Copy the page URI to the clipboard
Chowdhury, F.; Rashwan, T. L.; Mondal, P.; Behazin, M.; Keech, P. G.; Sharma, J. S. and Krol, M.
(2024).
DOI: https://doi.org/10.1016/j.jconhyd.2024.104341
Abstract
Canada's deep geological repository (DGR) design includes an engineered barrier system where highly compacted bentonite (HCB) surrounds the copper-coated used fuel containers (UFCs). Microbial-influenced corrosion is a potential threat to long-term integrity of UFC as bisulfide (HS-) may be produced by microbial activities under anaerobic conditions and transported via diffusion through the HCB to reach the UFC surface, resulting in corrosion of copper.

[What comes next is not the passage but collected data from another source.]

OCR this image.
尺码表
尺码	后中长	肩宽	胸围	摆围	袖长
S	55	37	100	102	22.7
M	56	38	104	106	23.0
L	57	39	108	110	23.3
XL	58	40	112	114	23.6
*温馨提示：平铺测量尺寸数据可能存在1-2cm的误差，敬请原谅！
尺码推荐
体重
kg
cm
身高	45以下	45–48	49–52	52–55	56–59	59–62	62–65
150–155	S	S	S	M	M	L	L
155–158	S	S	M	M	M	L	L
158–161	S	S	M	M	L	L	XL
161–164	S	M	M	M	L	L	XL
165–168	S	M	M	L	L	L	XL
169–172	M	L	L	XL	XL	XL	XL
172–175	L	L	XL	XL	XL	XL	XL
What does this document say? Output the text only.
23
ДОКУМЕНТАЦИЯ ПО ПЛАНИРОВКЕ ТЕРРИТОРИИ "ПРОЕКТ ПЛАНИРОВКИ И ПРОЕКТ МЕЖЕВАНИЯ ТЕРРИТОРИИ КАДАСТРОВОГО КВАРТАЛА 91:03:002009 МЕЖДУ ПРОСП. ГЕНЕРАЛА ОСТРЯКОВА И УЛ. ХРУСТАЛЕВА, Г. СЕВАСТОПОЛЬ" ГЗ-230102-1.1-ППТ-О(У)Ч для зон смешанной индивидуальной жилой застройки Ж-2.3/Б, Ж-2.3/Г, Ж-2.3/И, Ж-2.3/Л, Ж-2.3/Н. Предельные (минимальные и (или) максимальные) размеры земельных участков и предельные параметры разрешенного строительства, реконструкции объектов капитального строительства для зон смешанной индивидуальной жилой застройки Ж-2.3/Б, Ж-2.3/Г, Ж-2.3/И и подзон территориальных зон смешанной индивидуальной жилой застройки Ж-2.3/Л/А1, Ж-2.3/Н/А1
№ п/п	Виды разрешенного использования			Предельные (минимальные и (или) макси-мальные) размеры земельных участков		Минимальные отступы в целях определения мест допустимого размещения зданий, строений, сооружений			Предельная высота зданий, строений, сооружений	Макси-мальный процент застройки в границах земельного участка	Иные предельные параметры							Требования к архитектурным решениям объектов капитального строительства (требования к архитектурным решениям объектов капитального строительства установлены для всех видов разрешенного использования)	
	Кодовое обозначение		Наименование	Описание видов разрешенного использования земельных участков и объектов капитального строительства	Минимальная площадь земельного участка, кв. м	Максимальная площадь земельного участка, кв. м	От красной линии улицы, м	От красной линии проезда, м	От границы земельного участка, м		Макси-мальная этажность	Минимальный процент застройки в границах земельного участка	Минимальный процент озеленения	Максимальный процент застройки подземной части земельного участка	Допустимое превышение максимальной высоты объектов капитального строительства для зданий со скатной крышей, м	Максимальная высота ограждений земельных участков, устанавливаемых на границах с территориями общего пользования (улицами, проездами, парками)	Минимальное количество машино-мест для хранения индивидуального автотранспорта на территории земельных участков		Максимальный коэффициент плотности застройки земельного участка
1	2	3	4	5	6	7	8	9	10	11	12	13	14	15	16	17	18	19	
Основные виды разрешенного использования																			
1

Therefore, understanding HS- transport mechanisms through HCB is critical for accurate prediction of copper corrosion allowance. This study investigated HS- transport behaviour through MX-80 bentonite at dry densities 1070-1615 kg m-3 by performing through-diffusion experiments. Following HS- diffusion, bromide (Br- ) diffusion and Raman spectroscopy analyses were performed to explore possible physical or mineralogical alterations of bentonite caused by interacting with HS-. In addition, accessible porosity (ε) was estimated using extended Archie's law. Effective diffusion coefficient of HS- was found 2.5 × 10-12m2s-1 and 5.0 × 10-12m2s-1 for dry densities 1330 and 1070 kg m-3, respectively. No HS- breakthrough was observed for highly compacted bentonite (1535-1615 kg m-3) over the experimental timeframe (170 days). Raman spectroscopy results revealed that HS- reacted with iron in bentonite and precipitated as mackinawite and, therefore, it was immobilized. Finally, results of this study imply that HS- transport towards UFC will be highly controlled by the available iron content and dry density of the buffer material.